Moving to another country alone is a topic that comes up very often. We also had a chat about it in one of our Instagram Live Chats and we shared other content through our channels. About 10 years ago, I have decided to move abroad alone and here in this article there are my thoughts and experience, hoping this can be of any help for you as well, if you are maybe thinking to make this step on your own as well.
After studying for a few months in Barcelona, I have decided that I wanted to have another experience abroad and after searching for opportunities I moved to Utrecht - a city I’ve never been before in my life and moved in with a local family who I had not known before in my life either. Basically, I have started a new life from scratch and all on my own… I was moving completely alone, with no partner, nor friends or any acquaintances.
When I think back about all these years and about a way to describe it, it sounds like a mantra to me: either you do it or… you do it. As we always say, the expat life is more like a rollercoaster, there are a lot of ups and downs, happy and sad moments, empowering and challenging situations. And you get to experience all of them.
When you move abroad alone, it is such a wonderful experience because you empower yourself. One of the best pros ever! You become more independent and confident. You are the one setting and deciding the steps of your life.
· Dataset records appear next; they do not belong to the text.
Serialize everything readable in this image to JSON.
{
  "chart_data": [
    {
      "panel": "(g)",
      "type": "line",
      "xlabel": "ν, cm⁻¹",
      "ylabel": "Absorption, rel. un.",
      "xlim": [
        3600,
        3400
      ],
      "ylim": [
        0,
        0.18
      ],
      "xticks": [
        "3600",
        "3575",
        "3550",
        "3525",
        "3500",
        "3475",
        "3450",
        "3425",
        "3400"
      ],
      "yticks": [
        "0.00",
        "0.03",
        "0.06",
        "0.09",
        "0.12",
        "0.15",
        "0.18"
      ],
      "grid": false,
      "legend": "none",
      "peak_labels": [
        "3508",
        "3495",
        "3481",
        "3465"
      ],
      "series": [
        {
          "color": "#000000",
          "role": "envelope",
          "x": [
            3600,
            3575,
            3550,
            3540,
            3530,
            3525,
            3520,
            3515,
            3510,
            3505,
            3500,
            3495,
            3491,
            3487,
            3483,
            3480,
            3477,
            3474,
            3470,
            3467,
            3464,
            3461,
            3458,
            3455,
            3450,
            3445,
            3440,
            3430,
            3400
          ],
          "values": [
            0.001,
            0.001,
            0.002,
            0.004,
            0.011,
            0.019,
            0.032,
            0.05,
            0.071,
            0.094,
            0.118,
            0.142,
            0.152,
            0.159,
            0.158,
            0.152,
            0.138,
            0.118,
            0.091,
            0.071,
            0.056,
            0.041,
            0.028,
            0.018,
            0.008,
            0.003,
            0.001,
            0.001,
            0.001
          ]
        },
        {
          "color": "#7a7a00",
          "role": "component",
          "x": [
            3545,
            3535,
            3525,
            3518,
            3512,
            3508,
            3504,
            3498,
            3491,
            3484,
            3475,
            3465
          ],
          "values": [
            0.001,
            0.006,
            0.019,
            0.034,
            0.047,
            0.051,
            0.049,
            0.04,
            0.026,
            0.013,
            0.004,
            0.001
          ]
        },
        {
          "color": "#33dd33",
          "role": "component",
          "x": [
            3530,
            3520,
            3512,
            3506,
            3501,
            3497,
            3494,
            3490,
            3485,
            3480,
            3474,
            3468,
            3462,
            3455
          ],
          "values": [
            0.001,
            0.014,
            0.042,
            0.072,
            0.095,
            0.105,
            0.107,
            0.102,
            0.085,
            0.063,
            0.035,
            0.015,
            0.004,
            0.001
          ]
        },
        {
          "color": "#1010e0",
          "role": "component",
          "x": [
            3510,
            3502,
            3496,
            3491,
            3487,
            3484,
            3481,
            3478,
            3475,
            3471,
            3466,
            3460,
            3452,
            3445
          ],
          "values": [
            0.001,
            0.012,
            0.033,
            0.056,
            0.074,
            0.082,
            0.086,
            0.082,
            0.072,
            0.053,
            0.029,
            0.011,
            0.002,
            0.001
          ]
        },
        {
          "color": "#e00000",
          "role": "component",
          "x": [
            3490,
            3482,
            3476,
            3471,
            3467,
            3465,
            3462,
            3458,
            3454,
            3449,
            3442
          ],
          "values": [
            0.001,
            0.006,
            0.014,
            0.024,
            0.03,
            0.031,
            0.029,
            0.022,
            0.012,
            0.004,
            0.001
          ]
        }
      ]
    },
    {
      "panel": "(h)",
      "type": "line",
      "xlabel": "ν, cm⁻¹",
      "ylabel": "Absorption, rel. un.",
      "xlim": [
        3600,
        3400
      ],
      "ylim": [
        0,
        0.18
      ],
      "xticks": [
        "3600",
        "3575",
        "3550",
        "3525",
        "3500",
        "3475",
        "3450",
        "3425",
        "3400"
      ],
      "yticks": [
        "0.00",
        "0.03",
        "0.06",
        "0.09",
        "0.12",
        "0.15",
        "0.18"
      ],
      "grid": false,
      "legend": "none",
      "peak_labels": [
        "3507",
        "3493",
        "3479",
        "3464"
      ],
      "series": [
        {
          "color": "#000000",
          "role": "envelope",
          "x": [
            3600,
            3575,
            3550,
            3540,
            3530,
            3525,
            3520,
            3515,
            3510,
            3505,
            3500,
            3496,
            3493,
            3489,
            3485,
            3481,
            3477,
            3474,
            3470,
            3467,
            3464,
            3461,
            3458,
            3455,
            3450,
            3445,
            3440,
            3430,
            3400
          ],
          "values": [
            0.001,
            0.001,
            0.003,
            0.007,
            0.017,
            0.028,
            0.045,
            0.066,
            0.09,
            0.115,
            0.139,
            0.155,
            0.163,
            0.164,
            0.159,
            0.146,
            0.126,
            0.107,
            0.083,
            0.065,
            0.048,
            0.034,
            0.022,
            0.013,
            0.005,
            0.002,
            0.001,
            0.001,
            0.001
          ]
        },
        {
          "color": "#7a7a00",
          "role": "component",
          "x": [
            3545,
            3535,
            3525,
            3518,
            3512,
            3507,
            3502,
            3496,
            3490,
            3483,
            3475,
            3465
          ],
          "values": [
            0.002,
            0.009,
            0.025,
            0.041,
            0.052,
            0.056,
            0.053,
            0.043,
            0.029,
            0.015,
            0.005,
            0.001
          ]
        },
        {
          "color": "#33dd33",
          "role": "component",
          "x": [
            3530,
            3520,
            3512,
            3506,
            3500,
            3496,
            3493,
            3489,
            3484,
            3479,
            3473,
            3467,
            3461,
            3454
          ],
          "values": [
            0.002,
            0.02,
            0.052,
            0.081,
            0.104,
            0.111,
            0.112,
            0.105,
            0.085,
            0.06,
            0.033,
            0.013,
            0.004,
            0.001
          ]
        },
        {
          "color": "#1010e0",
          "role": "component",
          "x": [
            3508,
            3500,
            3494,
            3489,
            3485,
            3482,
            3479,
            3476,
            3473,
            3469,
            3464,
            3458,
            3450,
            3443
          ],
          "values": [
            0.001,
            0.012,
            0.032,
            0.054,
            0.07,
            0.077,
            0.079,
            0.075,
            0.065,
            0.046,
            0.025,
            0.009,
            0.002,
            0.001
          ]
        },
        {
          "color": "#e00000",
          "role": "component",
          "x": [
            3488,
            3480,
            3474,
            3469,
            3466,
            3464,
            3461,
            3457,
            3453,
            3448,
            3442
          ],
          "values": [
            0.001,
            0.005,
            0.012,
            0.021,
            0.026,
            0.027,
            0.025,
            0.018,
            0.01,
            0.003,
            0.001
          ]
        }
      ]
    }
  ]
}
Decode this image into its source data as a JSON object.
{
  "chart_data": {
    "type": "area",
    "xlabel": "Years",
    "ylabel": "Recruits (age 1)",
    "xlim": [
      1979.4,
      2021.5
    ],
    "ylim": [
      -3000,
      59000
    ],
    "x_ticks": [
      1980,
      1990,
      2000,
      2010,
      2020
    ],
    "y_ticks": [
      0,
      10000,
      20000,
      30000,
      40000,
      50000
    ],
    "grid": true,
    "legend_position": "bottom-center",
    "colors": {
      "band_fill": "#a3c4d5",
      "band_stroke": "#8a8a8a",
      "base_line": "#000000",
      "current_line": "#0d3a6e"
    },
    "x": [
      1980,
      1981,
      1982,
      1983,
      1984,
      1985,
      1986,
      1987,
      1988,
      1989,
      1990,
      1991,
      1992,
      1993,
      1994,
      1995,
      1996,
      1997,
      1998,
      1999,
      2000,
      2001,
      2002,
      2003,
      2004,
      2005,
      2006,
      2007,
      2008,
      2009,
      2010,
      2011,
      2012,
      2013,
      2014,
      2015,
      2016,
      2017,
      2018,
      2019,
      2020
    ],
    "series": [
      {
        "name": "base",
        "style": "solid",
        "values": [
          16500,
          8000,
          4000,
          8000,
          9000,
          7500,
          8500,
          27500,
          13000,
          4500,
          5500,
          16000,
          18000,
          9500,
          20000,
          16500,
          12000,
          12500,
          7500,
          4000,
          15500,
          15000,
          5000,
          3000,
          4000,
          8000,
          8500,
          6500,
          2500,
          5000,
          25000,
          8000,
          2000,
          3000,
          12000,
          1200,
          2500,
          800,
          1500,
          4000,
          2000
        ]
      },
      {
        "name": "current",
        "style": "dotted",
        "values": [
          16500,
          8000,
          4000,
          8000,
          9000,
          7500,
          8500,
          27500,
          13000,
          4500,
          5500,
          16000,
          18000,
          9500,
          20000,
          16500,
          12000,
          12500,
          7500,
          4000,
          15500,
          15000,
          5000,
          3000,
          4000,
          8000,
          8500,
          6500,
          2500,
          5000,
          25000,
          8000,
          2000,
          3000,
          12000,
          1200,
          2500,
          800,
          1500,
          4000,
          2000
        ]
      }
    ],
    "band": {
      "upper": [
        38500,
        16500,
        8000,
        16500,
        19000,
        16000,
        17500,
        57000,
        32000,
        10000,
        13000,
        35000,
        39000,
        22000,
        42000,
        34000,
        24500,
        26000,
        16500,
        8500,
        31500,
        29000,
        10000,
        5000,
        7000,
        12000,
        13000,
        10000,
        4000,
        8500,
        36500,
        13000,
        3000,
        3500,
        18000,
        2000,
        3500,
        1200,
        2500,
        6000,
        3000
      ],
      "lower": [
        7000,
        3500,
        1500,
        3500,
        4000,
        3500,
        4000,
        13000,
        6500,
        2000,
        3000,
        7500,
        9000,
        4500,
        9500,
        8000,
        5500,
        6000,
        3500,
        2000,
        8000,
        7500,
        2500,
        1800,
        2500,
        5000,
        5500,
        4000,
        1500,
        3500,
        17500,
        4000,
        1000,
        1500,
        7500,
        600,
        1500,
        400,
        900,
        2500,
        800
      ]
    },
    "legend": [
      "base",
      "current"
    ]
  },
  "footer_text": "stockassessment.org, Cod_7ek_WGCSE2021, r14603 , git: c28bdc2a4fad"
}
You take ownership of your life, decisions and actions.
What happens on the other side (the cons) is that you are also the only one who deals with struggles and challenging situations. So it can be quite overwheling sometimes. Of course, your family and friends back home will always be there to support and understand you, but it won’t be the same because they are not there to experience what YOU are actually experiencing.
Generally speaking, 10 years is not that long time ago, but when we talk about social media and technology, then it can be quite a huge difference. Back then I found some information on the the web as I was researching for Au Pairs. But I didn't have anything similar to what are communities like ours today, where I could get in touch with people already living their life abroad and learn from their experiences.
My Au-Pair family was amazing and they helped me a lot; they kind of replaced the communities I just talked about, because they were the ones giving me a lot of information and helping also with practical and administrational things - just to give an example: how do I register to the municipality?
Another big moment arrived when I had to move on from being an aupair, and I started looking for an apartment and a job. I don’t remember a real struggle, but it was 10 years ago and definitely a different situation than todays (it’s quite crazy to find an apartment in Utrecht nowadays!). I used mainly agencies on the internet and also those sticky advertisings you see at the supermarket boards - or probably, they don’t exist anymore by now. My needs were also different and I was just starting to work, so I didn’t have much money to waste on rent. For this reason, I looked for an apartment to share with other people: a good compromise for a cheaper place, while being with other people and making new friends.
Sometimes it can feel more comforting to look for people with your same nationality, even more when you are in a new country completely alone. Personally, I have never looked specifically for Italians. I’m very happy to meet them and spend time with them; I also have Italian friends living here in The Netherlands, but in general it’s not something I was directly searching for. Another part of me who wanted to step quite far from my comfort zone.
Still, I have to say that my very first friend in Utrecht was indeed Italian and I met her more by chance. She was an au-pair too and our au-pair families knew someone in common… the old good story of “knowing someone who knows someone” and so on. We started to hang out and explore our new country together.
Not long after that, I started my first Dutch course and it was very international. Here I met Claire, who became one of my best friends until today. It’s how it works, you meet someone and then through that person you meet someone else, and so on. I remember my first Easter Monday in The Netherlands, when I was invited to join a bike tour with a small group of “new” friends and I ended up with a group of 30 people. Of course, you will not keep in touch with everyone throughout the years, but among all these people and friends, you might meet the ones who will stick around and even become your best friends.
Also here my mantra comes back to you: either you do it…. or you do it! When you move abroad alone, it’s up to you also to get out there and make the step to meet new people and start your own circle. It is a matter of making an effort and making sure that certain things happen.
It’s very difficult to choose one and, if I must be honest, I would say that THE best experience is the whole expat journey, from the start until today. But if I have to pick one thing, then I must talk about my au-pair family for sure. They were amazing and helped me a lot in settling down here with the right foot, which of course made my beginning very positive and exciting. It all started from there and with them, so definitely it is one of the best experiences for me.
We always say that, as much as the expat life gives you excitement and joy, it brings you also many challenging moments as well. I remember this moment during the end of my first year in The Netherlands, when I was struggling in finding a job. It was also the beginning of my working career, so I didn’t have many years behind my back, which didn’t really help. My small savings were almost gone, I needed a job and at that moment I really didn’t know what to do. But I knew I didn’t want to go back to Italy (I actually was not even thinking about it as an option) and luckily I didn’t.